Música antiga no Funchal entre 16 e 19 de Outubro

O Salão Nobre da Câmara Municipal do Funchal serviu hoje de palco à apresentação da 5ª edição do MusAntiqFest 2024, que se realizará no Teatro Municipal Baltazar Dias, entre 16 e 19 de Outubro.

Na apresentação, Cristina Pedra assegurou de que a autarquia continuará a apoiar este evento salientando ainda a diversidade impressionante e de  grande qualidade do evento, para a música antiga.

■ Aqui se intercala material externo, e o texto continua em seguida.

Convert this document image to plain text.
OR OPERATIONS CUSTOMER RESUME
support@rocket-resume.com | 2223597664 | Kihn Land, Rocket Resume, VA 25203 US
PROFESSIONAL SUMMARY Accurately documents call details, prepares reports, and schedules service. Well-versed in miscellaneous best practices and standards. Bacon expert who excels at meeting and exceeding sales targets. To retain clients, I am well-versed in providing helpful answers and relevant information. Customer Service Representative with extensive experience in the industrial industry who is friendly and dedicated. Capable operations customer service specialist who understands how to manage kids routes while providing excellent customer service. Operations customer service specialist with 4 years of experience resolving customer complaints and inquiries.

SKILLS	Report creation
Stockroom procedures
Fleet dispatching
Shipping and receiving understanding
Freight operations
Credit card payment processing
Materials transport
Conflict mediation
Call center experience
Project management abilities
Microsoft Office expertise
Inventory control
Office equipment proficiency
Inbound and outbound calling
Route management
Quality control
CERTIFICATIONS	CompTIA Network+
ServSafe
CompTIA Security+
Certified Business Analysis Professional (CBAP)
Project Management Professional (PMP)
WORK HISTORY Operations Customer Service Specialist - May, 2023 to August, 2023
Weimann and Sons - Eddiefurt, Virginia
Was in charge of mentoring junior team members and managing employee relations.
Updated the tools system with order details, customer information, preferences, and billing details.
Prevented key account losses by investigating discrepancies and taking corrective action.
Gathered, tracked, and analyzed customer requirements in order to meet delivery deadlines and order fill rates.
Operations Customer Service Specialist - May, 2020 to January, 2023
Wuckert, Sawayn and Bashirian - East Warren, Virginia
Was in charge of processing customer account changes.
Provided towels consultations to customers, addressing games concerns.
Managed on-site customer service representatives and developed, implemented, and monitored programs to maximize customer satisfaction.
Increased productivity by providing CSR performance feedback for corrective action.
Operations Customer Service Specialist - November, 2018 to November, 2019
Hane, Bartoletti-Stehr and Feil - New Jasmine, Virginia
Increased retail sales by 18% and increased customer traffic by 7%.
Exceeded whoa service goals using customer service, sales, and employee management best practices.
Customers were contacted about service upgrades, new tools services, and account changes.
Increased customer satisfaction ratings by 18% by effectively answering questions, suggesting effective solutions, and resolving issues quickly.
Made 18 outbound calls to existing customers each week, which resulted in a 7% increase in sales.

A presidente da CMF frisou ainda a importância do MusAntiqFest pelo papel que tem na preservação da “História e de estarmos ligados à cultura e aos nossos ancestrais”, apontando ainda que houve um aumento no apoio dado, já que passou de 7000 para 75000, praticamente mais 8% face à edição anterior, sublinhou.

A edil mencionou ainda o trabalho, de dinamização cultural, na Madeira,  que tem sido efectuado pela AOCM (Associação Orquestra Clássica da Madeira), instituição de utilidade pública.

Sobre a programação:

. No dia 16 de O_utubro, às 19h, o Festival começa com a Animação de Rua com o Teatro do Bolo do Caco. Às 20h30, no Salão Nobre do Teatro Baltazar Dias, o público poderá assistir ao duo de flauta de bisel e cravo com Pedro Couto Soares e Ana Mafalda Castro. Sob o título “A Sonata nos séculos XVII e XVIII”, o concerto explorará obras deste período, executadas por dois artistas de renome no panorama da música antiga.

. O festival prossegue no dia 17 de Outubro, às 20h30, com Emma-Lisa Roux, alaudista que se destaca pela sua interpretação de repertório dos séculos XV a XVII. Com formação na Schola Cantorum Basiliensis, Emma-Lisa tem actuado como solista e com renomados grupos de música antiga pela Europa, e apresentará um programa dedicado à música renascentista.

. No dia 18 de Outubro, também às 20h30, será a vez do grupo Trovas D’Amigo, especializado na execução de música medieval, com especial enfoque na lírica galaico-portuguesa. O grupo, que utiliza instrumentos historicamente informados, oferece uma interpretação única das Cantigas de Santa Maria e das Cantigas de Amigo, textos que remontam aos séculos X a XIV, e que evocam a riqueza cultural e musical da Idade Média na Península Ibérica, refere comunicado da CMF.